Começou ontem à tarde, em Londrina, o 9º Encontro da Rede de Promotores Culturais da América Latina e do Caribe. A reunião anual, programada inicialmente para acontecer em Quito, foi transferida para o Brasil em função da crise financeira do Equador. Vale lembrar que desde o ano passado Londrina é a sede fixa da Rede, uma organização não-governamental (ONG) criada para promover o conhecimento, o intercâmbio e o trabalho conjunto de vários artistas de dança, teatro e música. O evento acontece até dia 31, no Hotel Sumatra.
A escolha da nova sede da reunião anual aconteceu depois de uma conferência entre os núcleos via Internet. De acordo com a diretora-executiva, Nitis Jacon, além de Londrina, também estavam inscritas Miami, Cidade do México, Buenos Aires e Santiago.
Na reunião de ontem, específica do Conselho Consultivo, foram discutidos assuntos internos da Rede com a presença da presidente Mary Torres, de Porto Rico, e das assessoras Nindra Cordeiro e Lídia Platon; Nelson Dias, do Equador; Fernando Uma¤as, de El Salvador; Tomás Ybarra-Frausto, da Fundação Rockefeller - Estados Unidos; Alberto Felix Alberto, da Argentina, e Nitis Jacon.
A assembléia geral começa amanhã com a participação de 24 núcleos de 22 países. ‘‘Um dos pontos da agenda é a discussão e alteração do estatuto, devido às mudanças na estrutura da Rede, ocasionadas pelos novos desafios que estão aparecendo em função da globalização mercadológica e sociocultural’’, comenta Nitis Jacon. Uma das importantes alterações foi a instalação da sede fixa em Londrina. A diretora cita ainda a ampliação do mandato da presidência de um para dois anos e a criação de quatro regionais da Rede - Sul, Andina, Caribenha e Centro-América.

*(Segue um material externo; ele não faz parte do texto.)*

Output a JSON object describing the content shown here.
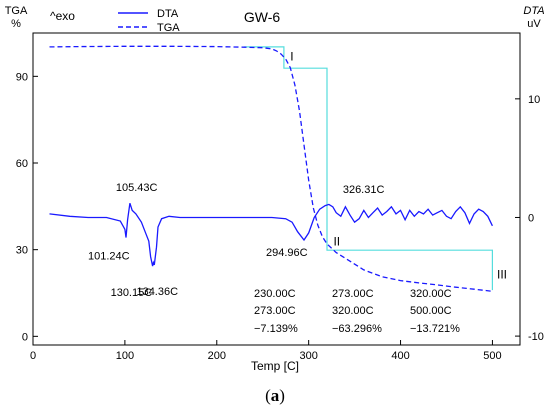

Durante o encontro acontecerá também uma reunião de intercâmbio com convidados não-membros da Rede, ou seja, gerentes e administradores culturais, produtores, programadores, diretores de festivais, representantes de fundações internacionais, artistas, técnicos e observadores que vêm de outros países e continentes. Um dos convidados deste ano é Tomás Ybarra-Frausto, diretor de Artes e Humanidades da Fundação Rockefeller, instituição norte-americana que mantém a estrutura administrativa da Rede e fornece parte dos subsídios para os núcleos-membros, que contam também com o apoio de outras instituições. No caso de Londrina, o núcleo recebe apoio logístico da Universidade (UEL).
Outra atividade do encontro é o Minimercado Cultural, no qual cada núcleo apresenta vídeos com produções de sua cidade, região ou país, possibilitando a seleção para futuras apresentações em eventos e oficinas do núcleos da Rede. Segundo Nitis Jacon, serão 12 estandes equipados com televisão e videocassete, cartazes, exposição de livros e todo o material impresso de cada núcleo.
O Minimercado vai funcionar a partir de amanhã no Hotel Sumatra, diariamente das 12 às 18 horas. ‘‘O evento é aberto ao público e qualquer pessoa interessada pode requisitar informações e assistir aos vídeos nos estandes’’, observa.
Na segunda-feira, das 16 às 18 horas, haverá uma visita dos participantes à UEL, durante a qual professores, alunos e demais interessados poderão conhecer e discutir a função da Rede.